In two previous posts (part 1 and part 2), I have proposed that the traditional two-fold structure of meaning and significance, be made made a three-fold structure of meaning, implication, and significance.* (Hirsch included implication in meaning as do many, but a new book by Robert H. Stein reviewed here apparently makes this same three-fold distinction that I have offered.)
In a nutshell, meaning is what the human author intended to communicate. Implications are those things which are inherently connected with the author’s intention, but outside of his conscious thought and intention. Significance is the application of meaning and implication to any situation to which it might relate.
So here’s why I think this matters.
In Hirsch’s two-fold division, you end up with human authors “meaning” things that they have no knowledge of, much less intention of. In other words, an author “speaks better than he knows;” he has an unintentional intention. The passage’s meaning is then no longer subject to exegesis based on intent, since the meaning cannot be drawn out from the words the author used to communicate his intended message. If it’s in the words, it is separate from the author’s intent in context, in which case normal exegesis cannot draw it out, and which opens a rather large barn door to a text meaning anything at all (since the author’s intent is no longer controlling; future implications are of the reader’s world, not the author’s). The historical part of literal-grammatical-historical interpretation has reduced significance (no pun intended).
This problem has been answered in a number of ways, primarily some form of sensus plenior, the idea that there is a “deeper meaning, intended by God but not clearly intended by the human author, that is seen to exist in the words of Scripture when they are studied in the light of further revelation or of development in the understanding of revelation.”[1]
While there are a number of problems with sensus plenior, but a major one is that it removes the possibility of exegesis of a text to arrive at the complete meaning, because the meaning is no longer in the words as the author used them to communicate to his readers. The fuller meaning is found in later words by different authors in different historical contexts, which which the original readers would not have had, and could not have known. Typically, this fuller meaning is found in the canonical context, which means the whole text of Scripture.
This is where the category of implication is helpful. It allows for there to be truth in a text that is not part of meaning. These implications are seen in later revelation, but they are not what the author meant his original readers to understand and respond to (which is what meaning must be connected to: what did the original author intend his original readers to understand, believe, or do in their lives at that time as a result of this text, including antecedent revelation).
Simply put, this means that God, the divine author (who knows all implications exhaustively) inspires the human author (who knows much less) to write a particular message to a particular audience. The human author then writes with a particular goal of informing or persuading his readers based on a truth that he is communicating. By intending something, he is not intending other things, and he is intending to not communicate still others things.
The divine author, aware of all the truth inherent in a given message (implications), also knows the full canonical context prior to the writing of the entire canon.

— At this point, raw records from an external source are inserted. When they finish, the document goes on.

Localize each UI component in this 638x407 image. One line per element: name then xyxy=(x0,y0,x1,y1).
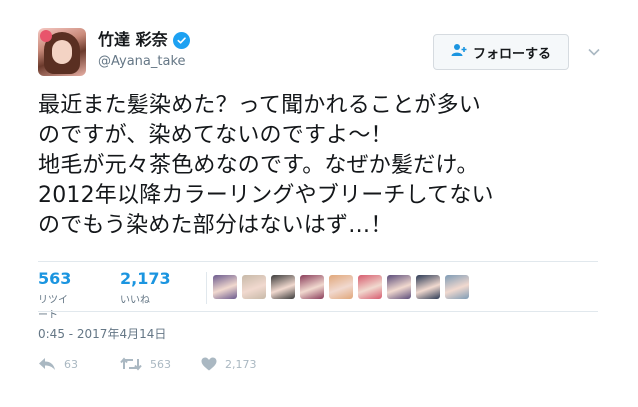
like-count: 2,173 xyxy=(120,269,171,288)
user-identity[interactable]: 竹達 彩奈 @Ayana_take xyxy=(98,30,190,69)
tweet-text: 最近また髪染めた？って聞かれることが多い のですが、染めてないのですよ〜！ 地毛… xyxy=(38,91,608,241)
reply-button[interactable]: 63 xyxy=(38,357,78,371)
display-name-text: 竹達 彩奈 xyxy=(98,30,168,49)
tweet-line: のでもう染めた部分はないはず…！ xyxy=(38,213,393,238)
like-action-count: 2,173 xyxy=(225,357,257,371)
retweet-count: 563 xyxy=(38,269,72,288)
retweet-icon xyxy=(120,357,142,371)
like-button[interactable]: 2,173 xyxy=(201,357,257,371)
display-name[interactable]: 竹達 彩奈 xyxy=(98,30,190,50)
reply-count: 63 xyxy=(64,357,78,371)
chevron-down-icon[interactable] xyxy=(587,44,601,58)
tweet-header: 竹達 彩奈 @Ayana_take フォローする xyxy=(38,28,608,80)
likers-avatars xyxy=(213,275,469,299)
like-label: いいね xyxy=(120,295,150,306)
follow-button-label: フォローする xyxy=(472,46,551,62)
liker-4-avatar[interactable] xyxy=(300,275,324,299)
liker-2-avatar[interactable] xyxy=(242,275,266,299)
add-user-icon xyxy=(451,43,467,61)
reply-icon xyxy=(38,357,56,371)
liker-6-avatar[interactable] xyxy=(358,275,382,299)
divider-top xyxy=(38,261,598,262)
liker-9-avatar[interactable] xyxy=(445,275,469,299)
tweet-line: 地毛が元々茶色めなのです。なぜか髪だけ。 xyxy=(38,153,479,178)
retweet-label: リツイート xyxy=(38,295,68,321)
tweet-timestamp[interactable]: 0:45 - 2017年4月14日 xyxy=(38,325,166,342)
liker-5-avatar[interactable] xyxy=(329,275,353,299)
divider-bottom xyxy=(38,311,598,312)
liker-7-avatar[interactable] xyxy=(387,275,411,299)
retweet-button[interactable]: 563 xyxy=(120,357,171,371)
heart-icon xyxy=(201,357,217,371)
tweet-line: 2012年以降カラーリングやブリーチしてない xyxy=(38,183,494,208)
liker-3-avatar[interactable] xyxy=(271,275,295,299)
user-handle[interactable]: @Ayana_take xyxy=(98,54,190,69)
liker-8-avatar[interactable] xyxy=(416,275,440,299)
tweet-line: 最近また髪染めた？って聞かれることが多い xyxy=(38,93,481,118)
liker-1-avatar[interactable] xyxy=(213,275,237,299)
follow-button[interactable]: フォローする xyxy=(433,34,569,70)
verified-badge-icon xyxy=(172,31,190,49)
tweet-line: のですが、染めてないのですよ〜！ xyxy=(38,123,393,148)
profile-avatar[interactable] xyxy=(38,28,86,76)
like-stat[interactable]: 2,173 いいね xyxy=(120,269,171,307)
retweet-action-count: 563 xyxy=(150,357,171,371)
stats-separator xyxy=(206,272,207,304)
retweet-stat[interactable]: 563 リツイート xyxy=(38,269,72,322)
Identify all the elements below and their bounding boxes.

He knows how the text lays a foundation for later revelation. In other words he knows what the implications are because he (and he alone) knows how those words will be used in generations to come.
So acknowledging a category of implication—those things which God knows and which the human author is not consciously intending—protects the integrity of the text and the author from “speaking better than he knew.” It also protects the later understanding of the text by showing how something can have truth that is ‘hidden.’ It also means that the human author and divine author can have the same meaning.

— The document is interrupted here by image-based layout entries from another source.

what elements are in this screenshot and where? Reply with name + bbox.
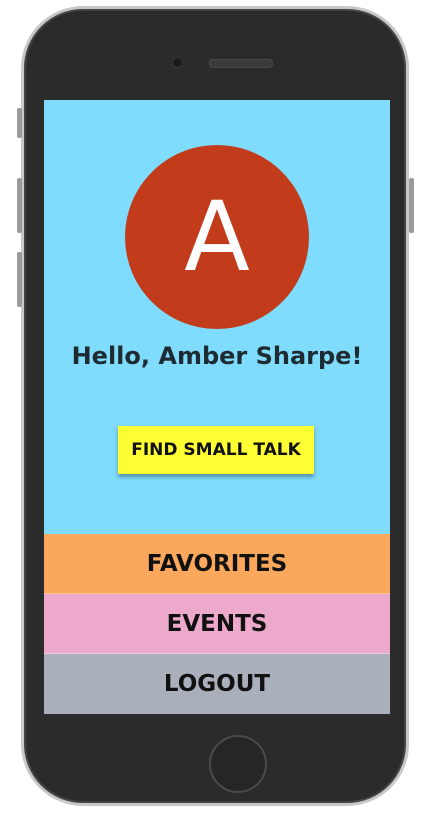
greeting-text: Hello, Amber Sharpe! [71,342,363,370]
avatar: A [125,145,309,329]
power-button [409,178,414,233]
home-button[interactable] [209,735,267,793]
camera-icon [172,57,183,68]
app-screen: A Hello, Amber Sharpe! FIND SMALL TALK F… [44,100,390,714]
menu-item-events[interactable]: EVENTS [44,594,390,654]
volume-down-button [17,252,22,307]
mute-switch [17,108,22,138]
find-small-talk-button[interactable]: FIND SMALL TALK [118,426,314,474]
volume-up-button [17,178,22,233]
avatar-initial: A [184,181,250,293]
menu-item-logout[interactable]: LOGOUT [44,654,390,714]
main-menu: FAVORITES EVENTS LOGOUT [44,534,390,714]
menu-item-favorites[interactable]: FAVORITES [44,534,390,594]
speaker-grille [209,59,273,68]
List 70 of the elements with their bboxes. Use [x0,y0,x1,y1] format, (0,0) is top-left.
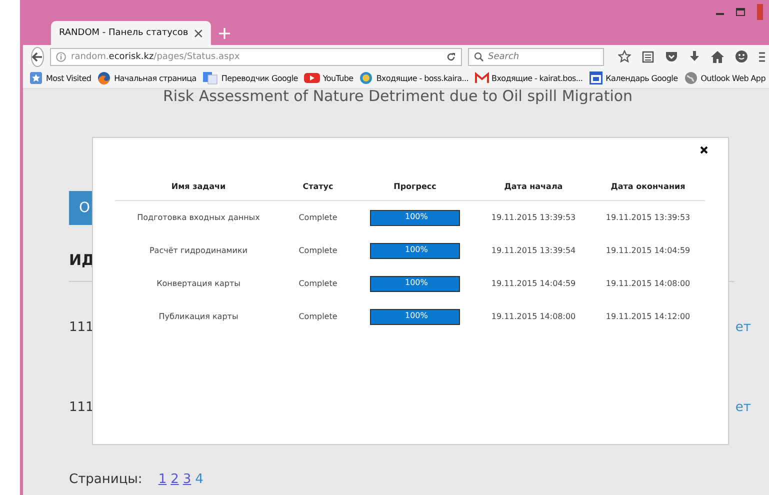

With this three-fold distinction, we can actually exegete the passages based on the traditional literal-grammatical-historical hermeneutic. This takes into account what the original author intended his original readers to understand, based on the language and syntax he used at the time of writing. We can focus on what it says, rather than what else it might say.
Having done the exegetical work, we can then turn to the canonical context to see what implications this passage might contain that later come to fuller flower. We can also speak of how the truth of the text lays a foundation for later revelation in the canon of Scripture yet to be revealed, or how the text might be typological or analogical. These implications can then be preached as eternal truth because of the canonical context.
Having then done the exegetical and canonical, or biblical-theological work, we can turn to the homiletical work of application, of presenting the “world in front of the text” that the listener should inhabit having listened to the text (cf. Kuruvilla, Text to Praxis, esp. 24ff.)
So we can preach what the text meant in its original context. We can preach how the truth of text lays the foundation for the work of God in subsequent history. And we can apply the the text to the hearers by using both the meaning and the implications as the ground of significance.
[1] Raymond E. Brown, “Hermeneutics,” in The Jerome Biblical Commentary, ed. Raymond E. Brown, Joseph A. Fitzmeyer, and Roland E. Murphy (Englewood Cliffs: Prentice-Hall, 1968), p. 616.